Éducation

Harcèlement scolaire : "ils l'ont ajoutée sur Facebook puis sont venus au collège pour la tabasser"

Par Angy Louatah, France Bleu Saint-Étienne Loire mercredi 2 novembre 2016 à 18:55

Dans la majorité des cas, le cyber-harcèlement, concerne les collèges et les lycées. Photo d'illustration.
Dans la majorité des cas, le cyber-harcèlement, concerne les collèges et les lycées. Photo d'illustration. © Radio France - Mathilde Montagnon

La deuxième édition de la journée "Non au harcèlement" à l'école met l'accent sur le cyber-harcèlement. Celui qui commence sur les réseaux sociaux et qui entraîne parfois des conséquences dramatiques dans la vie des élèves.

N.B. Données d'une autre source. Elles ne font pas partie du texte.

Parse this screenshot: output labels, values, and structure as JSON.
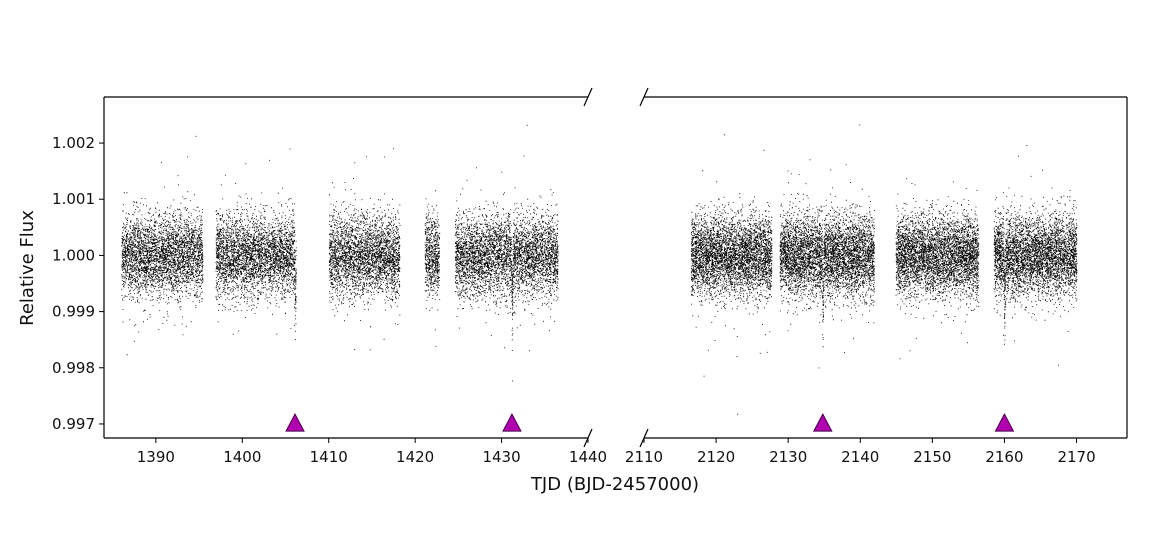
{
  "chart_data": {
    "type": "scatter",
    "title": "",
    "xlabel": "TJD (BJD-2457000)",
    "ylabel": "Relative Flux",
    "grid": false,
    "broken_x_axis": true,
    "panels": [
      {
        "xlim": [
          1384,
          1440
        ],
        "xticks": [
          1390,
          1400,
          1410,
          1420,
          1430,
          1440
        ],
        "data_segments": [
          [
            1386.0,
            1395.4
          ],
          [
            1396.9,
            1406.2
          ],
          [
            1410.0,
            1418.2
          ],
          [
            1421.1,
            1422.8
          ],
          [
            1424.6,
            1436.5
          ]
        ],
        "transits": [
          1406.1,
          1431.2
        ]
      },
      {
        "xlim": [
          2110,
          2177
        ],
        "xticks": [
          2110,
          2120,
          2130,
          2140,
          2150,
          2160,
          2170
        ],
        "data_segments": [
          [
            2116.5,
            2127.7
          ],
          [
            2128.8,
            2141.9
          ],
          [
            2144.9,
            2156.4
          ],
          [
            2158.5,
            2170.0
          ]
        ],
        "transits": [
          2134.8,
          2160.0
        ]
      }
    ],
    "ylim": [
      0.99675,
      1.00282
    ],
    "yticks": [
      0.997,
      0.998,
      0.999,
      1.0,
      1.001,
      1.002
    ],
    "ytick_labels": [
      "0.997",
      "0.998",
      "0.999",
      "1.000",
      "1.001",
      "1.002"
    ],
    "flux_center": 1.0,
    "flux_scatter_sigma": 0.00035,
    "transit_marker_flux": 0.997,
    "point_color": "#000000",
    "marker_color": "#b000b0",
    "marker_edge_color": "#4a004a"
  }
}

Pour cette deuxième édition de la journée "Non au harcèlement" scolaire, la ministre de l'Éducation nationale Najat Vallaud-Belkacem a souhaité mettre l'accent sur le cyber-harcèlement, cette forme de harcèlement qui passe par les réseaux sociaux et qui a bien souvent des répercussions concrètes dans la vie de ceux et celles qui en sont victimes. Une campagne de sensibilisation "Liker, c'est déjà harceler" a été mise en ligne par le gouvernement.

Une certaine fatalité chez les jeunes

Si le harcèlement scolaire est un phénomène qui touche aussi bien les primaires que les collégiens et lycéens. C'est bien chez les collégiens et lycéens, plus connectés, que le cyber-harcèlement sévit le plus. D'ailleurs les adolescents connaissent bien le sujet. Justine, aujourd'hui en seconde au lycée Honoré d'Urfé de Saint-Étienne, se souvient de ce qui est arrivé à l'une de ses anciennes camarades de classe, en 5ème, il y a trois ans.

Ils l'ont ajoutée sur Facebook et se sont mis à l'insulter. Mais en fait, ils connaissaient son collège. Alors ils sont venus l'attendre devant et ont commencé à la tabasser. (Justine)

Mais ce qui marque le plus face à cette réalité, c'est le discours fataliste que l'on entend chez certains collégiens et lycéens. Lola, Carla et Célia sont en classe de première au lycée Simone Weil. Elles ont conscience que le harcèlement existe et cela leur fait de la peine, mais elles se sont endurcies, et leurs mots aussi :

Personne ne se dit comme cela : "je vais aller la harceler". La personne qui se fait harceler, c'est qu'elle a fait quelque chose, mis une photo compromettante d'elle sur internet par exemple. Quelque chose qui a donné, entre guillemets, l'autorisation à la personne de la harceler.

Encore un aveu d'impuissance dans les établissements

Dans les établissements, il n'est pas si simple de lutter contre le cyber-harcèlement. 200 000 membres de l'Éducation nationale ont été formés à la lutte contre le harcèlement. Ce chiffre devrait atteindre la barre des 300 000 à la fin de l'année selon la ministre Najat Vallaud-Belkacem. En première ligne, on trouve les CPE de collèges et lycées comme Sandrine, qui travaille dans un établissement de la Loire. Elle avoue que lutter contre le cyber-harcèlement n'est pas chose aisée.

Cela nous échappe, ce sont souvent des faits qui se déroulent en dehors du temps scolaire mais qui nous reviennent après. On n'a pas vraiment les moyens de lutter contre cela. Tous les élèves ont un portable avec une connexion. Il faudrait plus de temps pour les former au danger que représentent les nouvelles technologies. Je pense qu'ils ne sont pas conscients de ce qu'ils font, ils agissent dans l'instant et une fois qu'ils ont commencé, il est difficile de faire machine arrière. (Sandrine, CPE)

Le numéro vert mis en place par le gouvernement l'an dernier a enregistré près de 65 000 appels en douze mois, c'est cinq fois plus que le dispositif qui était en place précédemment. Il s'agit du 30 20.